Future research directions
Our next step is to assess the validity and clinical utility of the AMC-19 through a larger study by piloting its administration at a CTC. Further research is needed in a population with representation of children with varied diagnoses, chronic impairments or special health care needs. A larger study will evaluate the relationship between parent health and child’s complexity for adequate exploration of a wide variety of children with different conditions and ages, as well as a host of other dependent variables like parental stress as a correlate of the AMC-19 scores. These relationships have implications for understanding family demographics, parents’ well-being, and organizing service allocation.

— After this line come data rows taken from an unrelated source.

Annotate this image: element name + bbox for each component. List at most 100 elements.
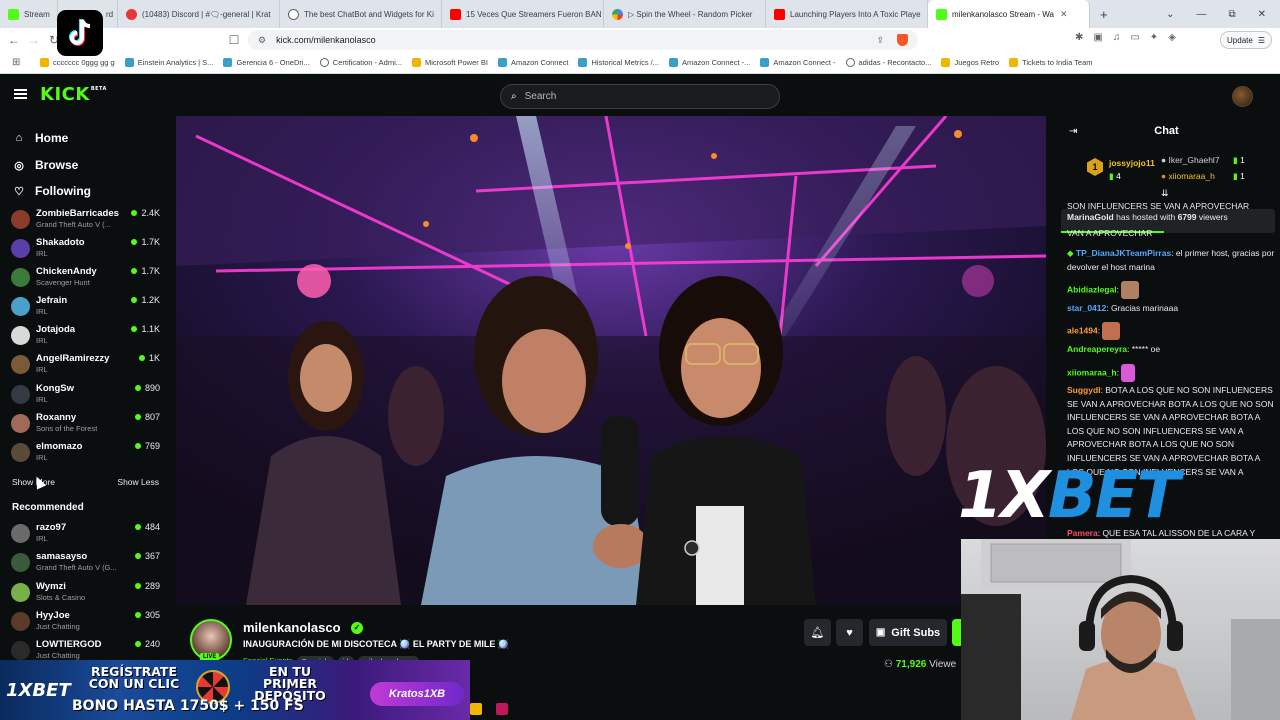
tab-label: ▷ Spin the Wheel - Random Picker: [628, 9, 753, 19]
back-icon[interactable]: ←: [4, 33, 24, 47]
show-less-link[interactable]: Show Less: [117, 477, 159, 487]
bookmarks-bar: ⊞ ccccccc 0ggg gg g Einstein Analytics |…: [0, 52, 1280, 74]
recommended-channel[interactable]: Wymzi Slots & Casino 289: [10, 581, 160, 609]
kick-header: KICKBETA ⌕ Search: [0, 76, 1280, 116]
bookmark-item[interactable]: Juegos Retro: [941, 58, 999, 67]
minimize-icon[interactable]: —: [1196, 9, 1206, 20]
followed-channel[interactable]: elmomazo IRL 769: [10, 441, 160, 469]
gift-leader-count: ▮ 4: [1109, 171, 1121, 181]
close-window-icon[interactable]: ✕: [1258, 9, 1266, 20]
bookmark-icon[interactable]: ☐: [224, 33, 244, 47]
tab-label: (10483) Discord | #🗨-general | Krat: [142, 9, 271, 19]
followed-channel[interactable]: KongSw IRL 890: [10, 383, 160, 411]
gift-leader-3[interactable]: ● xiiomaraa_h: [1161, 171, 1215, 181]
channel-avatar: [11, 355, 30, 374]
promo-banner: 1XBET REGÍSTRATE CON UN CLIC EN TU PRIME…: [0, 660, 470, 720]
music-icon[interactable]: ♫: [1113, 32, 1121, 43]
channel-avatar: [11, 414, 30, 433]
nav-following[interactable]: ♡ Following: [12, 182, 91, 200]
extension-icons: ✱ ▣ ♫ ▭ ✦ ◈: [1075, 32, 1176, 43]
bookmark-item[interactable]: Gerencia 6 - OneDri...: [223, 58, 310, 67]
verified-icon: ✓: [351, 622, 363, 634]
hamburger-menu-icon[interactable]: [14, 89, 27, 99]
recommended-channel[interactable]: HyyJoe Just Chatting 305: [10, 610, 160, 638]
gift-leader-name[interactable]: jossyjojo11: [1109, 158, 1155, 168]
followed-channel[interactable]: AngelRamirezzy IRL 1K: [10, 353, 160, 381]
new-tab-button[interactable]: +: [1100, 7, 1108, 22]
chat-message: xiiomaraa_h:: [1067, 364, 1275, 382]
recommended-channel[interactable]: razo97 IRL 484: [10, 522, 160, 550]
channel-avatar: [11, 443, 30, 462]
channel-name[interactable]: milenkanolasco: [243, 620, 341, 635]
cloud-icon: [669, 58, 678, 67]
followed-channel[interactable]: Jefrain IRL 1.2K: [10, 295, 160, 323]
sidebar-icon[interactable]: ▣: [1093, 32, 1102, 43]
close-tab-icon[interactable]: ✕: [1060, 9, 1068, 20]
followed-channel[interactable]: Jotajoda IRL 1.1K: [10, 324, 160, 352]
video-player[interactable]: [176, 116, 1046, 605]
followed-channel[interactable]: ZombieBarricades Grand Theft Auto V (...…: [10, 208, 160, 236]
notification-bell-button[interactable]: 🔔︎: [804, 619, 831, 646]
kick-logo[interactable]: KICKBETA: [40, 84, 107, 105]
nav-home[interactable]: ⌂ Home: [12, 129, 69, 147]
extension-puzzle-icon[interactable]: ✱: [1075, 32, 1083, 43]
bookmark-item[interactable]: Amazon Connect -: [760, 58, 836, 67]
search-input[interactable]: ⌕ Search: [500, 84, 780, 109]
url-input[interactable]: ⚙ kick.com/milenkanolasco ⇪: [248, 30, 918, 50]
favorite-button[interactable]: ♥: [836, 619, 863, 646]
channel-avatar: [11, 583, 30, 602]
leo-icon[interactable]: ✦: [1150, 32, 1158, 43]
bookmark-item[interactable]: Certification - Admi...: [319, 58, 402, 67]
bookmark-item[interactable]: Amazon Connect: [497, 58, 568, 67]
host-user: MarinaGold: [1067, 212, 1114, 222]
browser-tab[interactable]: 15 Veces Que Streamers Fueron BAN: [442, 0, 604, 28]
bookmark-item[interactable]: Historical Metrics /...: [578, 58, 659, 67]
recommended-channel[interactable]: samasayso Grand Theft Auto V (G... 367: [10, 551, 160, 579]
followed-channel[interactable]: Roxanny Sons of the Forest 807: [10, 412, 160, 440]
browser-tab-active[interactable]: milenkanolasco Stream - Wa ✕: [928, 0, 1090, 28]
site-info-icon[interactable]: ⚙: [258, 35, 266, 46]
bookmark-item[interactable]: Einstein Analytics | S...: [124, 58, 213, 67]
bookmark-item[interactable]: Amazon Connect -...: [669, 58, 750, 67]
gift-subs-button[interactable]: ▣ Gift Subs: [869, 619, 947, 646]
browser-tab[interactable]: Stream: [0, 0, 58, 28]
followed-channel[interactable]: ChickenAndy Scavenger Hunt 1.7K: [10, 266, 160, 294]
vpn-icon[interactable]: ◈: [1168, 32, 1176, 43]
bell-icon: 🔔︎: [810, 627, 825, 639]
chat-title: Chat: [1154, 125, 1179, 137]
bookmark-item[interactable]: adidas - Recontacto...: [845, 58, 931, 67]
taskbar-app-icon[interactable]: [496, 703, 508, 715]
recommended-heading: Recommended: [12, 502, 84, 513]
tab-search-icon[interactable]: ⌄: [1166, 9, 1174, 20]
cloud-icon: [578, 58, 588, 67]
apps-grid-icon[interactable]: ⊞: [12, 57, 20, 68]
restore-icon[interactable]: ⧉: [1228, 9, 1235, 20]
emote-icon: [1102, 322, 1121, 340]
user-avatar[interactable]: [1232, 86, 1253, 107]
bookmark-item[interactable]: ccccccc 0ggg gg g: [40, 58, 115, 67]
browser-tab[interactable]: Launching Players Into A Toxic Playe: [766, 0, 928, 28]
browser-tab[interactable]: (10483) Discord | #🗨-general | Krat: [118, 0, 280, 28]
followed-channel[interactable]: Shakadoto IRL 1.7K: [10, 237, 160, 265]
bookmark-item[interactable]: Microsoft Power BI: [412, 58, 488, 67]
browser-tab[interactable]: The best ChatBot and Widgets for Ki: [280, 0, 442, 28]
gift-leader-2[interactable]: ● Iker_Ghaehl7: [1161, 155, 1220, 165]
expand-leaderboard-icon[interactable]: ⇊: [1161, 188, 1169, 199]
brave-shield-icon[interactable]: [897, 34, 908, 46]
webcam-overlay: [961, 539, 1280, 720]
wheel-favicon-icon: [612, 8, 623, 20]
nav-browse[interactable]: ◎ Browse: [12, 156, 78, 174]
update-button[interactable]: Update ☰: [1220, 31, 1272, 49]
sidebar: ⌂ Home ◎ Browse ♡ Following ZombieBarricade…: [0, 116, 170, 720]
tab-label: milenkanolasco Stream - Wa: [952, 9, 1054, 19]
taskbar-app-icon[interactable]: [470, 703, 482, 715]
webcam-frame: [961, 539, 1280, 720]
forward-icon[interactable]: →: [24, 33, 44, 47]
browser-tab-bar: Stream rd (10483) Discord | #🗨-general |…: [0, 0, 1280, 28]
tab-label: rd: [106, 9, 114, 19]
kick-favicon-icon: [936, 8, 947, 20]
share-icon[interactable]: ⇪: [876, 35, 884, 46]
browser-tab[interactable]: ▷ Spin the Wheel - Random Picker: [604, 0, 766, 28]
bookmark-item[interactable]: Tickets to India Team: [1009, 58, 1093, 67]
wallet-icon[interactable]: ▭: [1130, 32, 1139, 43]
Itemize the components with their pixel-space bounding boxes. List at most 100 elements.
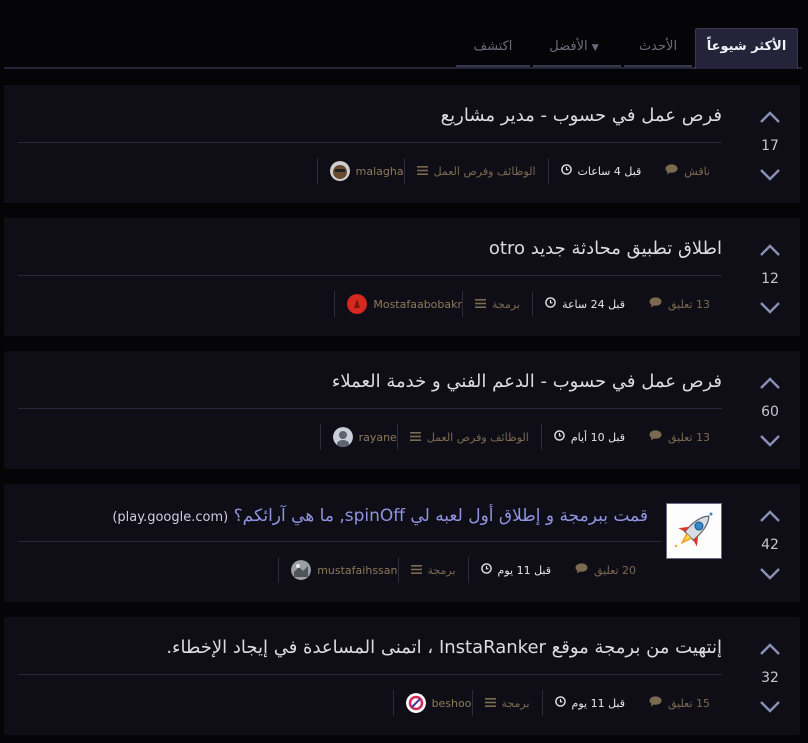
category-label[interactable]: الوظائف وفرص العمل — [427, 431, 529, 444]
post-category[interactable]: برمجة — [397, 557, 468, 583]
post-title[interactable]: فرص عمل في حسوب - الدعم الفني و خدمة الع… — [332, 371, 722, 392]
chevron-down-icon[interactable] — [760, 302, 780, 316]
avatar — [291, 560, 312, 580]
vote-count: 60 — [761, 404, 779, 420]
comments-link[interactable]: ناقش — [684, 165, 710, 178]
chevron-down-icon[interactable] — [760, 701, 780, 715]
clock-icon — [554, 696, 566, 710]
post-comments[interactable]: 13 تعليق — [637, 291, 722, 317]
post-meta: Mostafaabobakr برمجة قبل 24 ساعة 13 تعلي… — [334, 291, 722, 317]
post-card: 42 قمت ببرمجة و إطلاق أول لعبه لي spinOf… — [4, 484, 800, 602]
post-title[interactable]: اطلاق تطبيق محادثة جديد otro — [489, 238, 722, 259]
post-author[interactable]: mustafaihssan — [278, 557, 398, 583]
post-time: قبل 11 يوم — [467, 557, 563, 583]
vote-count: 42 — [761, 537, 779, 553]
chevron-up-icon[interactable] — [760, 643, 780, 657]
post-card: 17 فرص عمل في حسوب - مدير مشاريع malagha… — [4, 85, 800, 203]
tab-newest[interactable]: الأحدث — [624, 29, 692, 67]
post-meta: malagha الوظائف وفرص العمل قبل 4 ساعات ن… — [316, 158, 722, 184]
comments-link[interactable]: 20 تعليق — [594, 564, 636, 577]
list-icon — [475, 298, 487, 311]
post-comments[interactable]: ناقش — [653, 158, 722, 184]
avatar — [332, 427, 353, 447]
time-label: قبل 4 ساعات — [577, 164, 642, 178]
list-icon — [484, 697, 496, 710]
divider — [18, 142, 722, 143]
post-author[interactable]: Mostafaabobakr — [334, 291, 462, 317]
chevron-down-icon[interactable] — [760, 435, 780, 449]
post-title[interactable]: إنتهيت من برمجة موقع InstaRanker ، اتمنى… — [166, 637, 722, 658]
post-author[interactable]: malagha — [316, 158, 404, 184]
post-category[interactable]: الوظائف وفرص العمل — [403, 158, 548, 184]
author-name[interactable]: rayane — [359, 431, 397, 444]
divider — [18, 408, 722, 409]
post-category[interactable]: برمجة — [462, 291, 532, 317]
chevron-up-icon[interactable] — [760, 510, 780, 524]
vote-box: 60 — [740, 351, 800, 469]
post-time: قبل 10 أيام — [540, 424, 637, 450]
tab-discover[interactable]: اكتشف — [456, 29, 530, 67]
post-author[interactable]: beshoo — [392, 690, 472, 716]
author-name[interactable]: Mostafaabobakr — [373, 298, 462, 311]
post-meta: rayane الوظائف وفرص العمل قبل 10 أيام 13… — [319, 424, 722, 450]
vote-box: 12 — [740, 218, 800, 336]
vote-count: 32 — [761, 670, 779, 686]
vote-count: 12 — [761, 271, 779, 287]
caret-down-icon: ▼ — [591, 43, 599, 53]
avatar — [405, 693, 426, 713]
post-card: 60 فرص عمل في حسوب - الدعم الفني و خدمة … — [4, 351, 800, 469]
comments-link[interactable]: 13 تعليق — [668, 431, 710, 444]
tab-best[interactable]: الأفضل ▼ — [533, 29, 621, 67]
author-name[interactable]: beshoo — [432, 697, 472, 710]
post-comments[interactable]: 15 تعليق — [637, 690, 722, 716]
chevron-up-icon[interactable] — [760, 111, 780, 125]
post-card: 32 إنتهيت من برمجة موقع InstaRanker ، ات… — [4, 617, 800, 735]
post-author[interactable]: rayane — [319, 424, 397, 450]
post-comments[interactable]: 13 تعليق — [637, 424, 722, 450]
post-comments[interactable]: 20 تعليق — [563, 557, 648, 583]
clock-icon — [560, 164, 572, 178]
post-title-text[interactable]: قمت ببرمجة و إطلاق أول لعبه لي spinOff, … — [234, 506, 648, 526]
post-thumbnail[interactable] — [666, 503, 722, 559]
post-domain[interactable]: (play.google.com) — [112, 510, 228, 525]
post-time: قبل 11 يوم — [541, 690, 637, 716]
post-card: 12 اطلاق تطبيق محادثة جديد otro Mostafaa… — [4, 218, 800, 336]
avatar — [347, 294, 368, 314]
comment-icon — [575, 563, 588, 577]
clock-icon — [554, 430, 565, 444]
vote-box: 42 — [740, 484, 800, 602]
comments-link[interactable]: 15 تعليق — [668, 697, 710, 710]
vote-count: 17 — [761, 138, 779, 154]
chevron-up-icon[interactable] — [760, 244, 780, 258]
vote-box: 32 — [740, 617, 800, 735]
comment-icon — [649, 430, 662, 444]
list-icon — [416, 165, 428, 178]
post-time: قبل 24 ساعة — [532, 291, 637, 317]
category-label[interactable]: برمجة — [492, 298, 520, 311]
author-name[interactable]: mustafaihssan — [317, 564, 397, 577]
comments-link[interactable]: 13 تعليق — [668, 298, 710, 311]
post-category[interactable]: الوظائف وفرص العمل — [396, 424, 541, 450]
time-label: قبل 10 أيام — [570, 430, 625, 444]
chevron-down-icon[interactable] — [760, 568, 780, 582]
author-name[interactable]: malagha — [356, 165, 404, 178]
post-category[interactable]: برمجة — [471, 690, 542, 716]
tab-most-popular[interactable]: الأكثر شيوعاً — [695, 28, 798, 69]
chevron-up-icon[interactable] — [760, 377, 780, 391]
sort-tabs: الأكثر شيوعاً الأحدث الأفضل ▼ اكتشف — [0, 0, 808, 70]
post-meta: mustafaihssan برمجة قبل 11 يوم 20 تعليق — [278, 557, 648, 583]
category-label[interactable]: برمجة — [428, 564, 456, 577]
vote-box: 17 — [740, 85, 800, 203]
avatar — [329, 161, 350, 181]
post-title[interactable]: فرص عمل في حسوب - مدير مشاريع — [441, 105, 722, 126]
tab-best-label: الأفضل — [549, 39, 588, 54]
post-title[interactable]: قمت ببرمجة و إطلاق أول لعبه لي spinOff, … — [112, 506, 648, 526]
divider — [18, 541, 662, 542]
category-label[interactable]: برمجة — [502, 697, 530, 710]
clock-icon — [545, 297, 556, 311]
rocket-icon — [667, 504, 721, 562]
chevron-down-icon[interactable] — [760, 169, 780, 183]
time-label: قبل 11 يوم — [571, 696, 625, 710]
post-meta: beshoo برمجة قبل 11 يوم 15 تعليق — [392, 690, 722, 716]
category-label[interactable]: الوظائف وفرص العمل — [434, 165, 536, 178]
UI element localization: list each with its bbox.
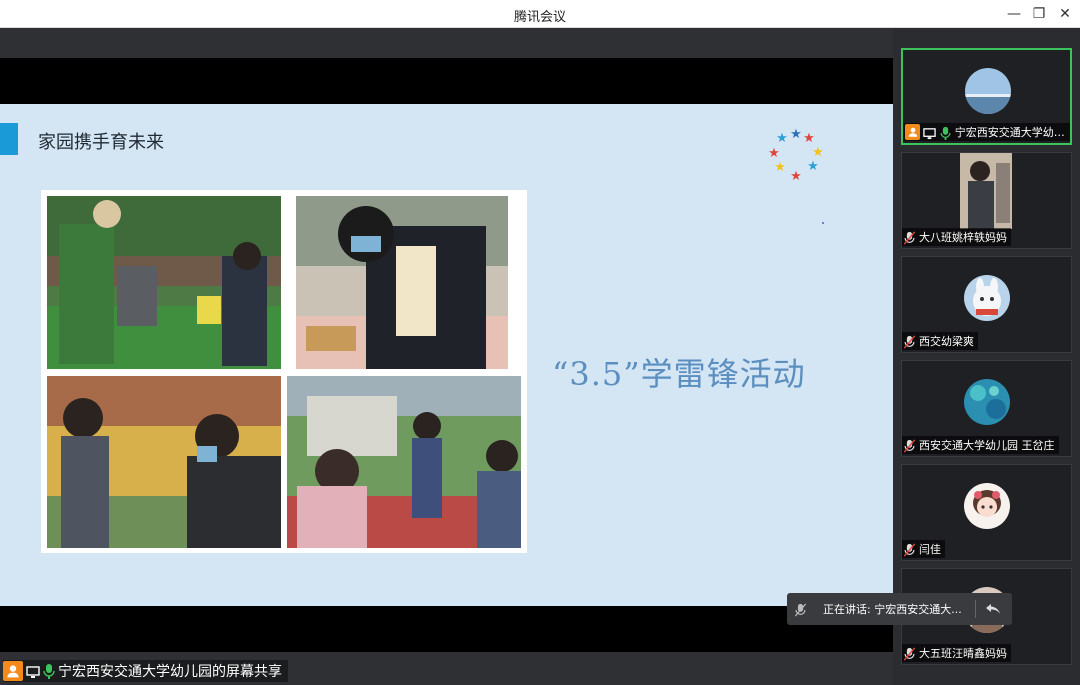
photo-playground-parent	[47, 196, 281, 369]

Currently, we propose using the AMC-19 primarily as a descriptive account of individual children’s complexity. If the AMC-19 is to be used as a comparative instrument, or as a screening or assessment tool, a larger study will inform creating cut-off scores to establish meaningful ‘levels’ of complexity. What is also not yet known is how much real change in AMC-19 scores might be observed over time as children’s development, and their issues, change. Because our samples did not consist of a minimal number of children within specified demographic or other factors, we were unable to determine the amount of invariance in the AMC-19. A more sophisticated research design is required to assess non-invariance in the AMC-19 to provide an adequate conclusion. The implementation of the AMC-19 at a CTC will assess the measure’s utility for identifying priority areas for therapy within a clinical setting. Discussions will make it possible to assess how families and service providers will be involved to inform changes as well as future use of the AMC-19 measure in practice.
Conclusion
Complexity refers to the aggregation of concerns about children’s health, and the impact of those concerns. The AMC-19 is an instrument designed to identify the complexity in a child’s life to due biological, psychological, social, and environmental issues. The measure is short, easy-to-use, acceptable to families, and has good psychometric properties to explore areas of functional concerns and the impact of different areas on the child from the parental perspective. We believe that AMC provides a structured opportunity for parents to report their perceptions and concerns about their child, and as such offers a view that may be complementary to the way that other observers (e.g., clinicians) assess and evaluate a child’s situation. This family-centred instrument can be used for initiating dialogue between therapists and families, systematically setting goals, and evaluating the impact of supports of children and families in need of additional services.
Acknowledgements
The study team is extremely grateful to the families who participated in the studies as well as all the staff from the children’s treatment centres. We are thankful to Dr. Olaf Kraus de Camargo for his involvement in development of the AMC with the ICF coding. At the time the study was conducted, CanChild was partially supported by the Research Branch of the Ministry of Health and Long Term Care. We are thankful to Dr. Jan Willem Gorter for his work and support. Dr. Gorter holds the Scotiabank Chair in Child Health Research.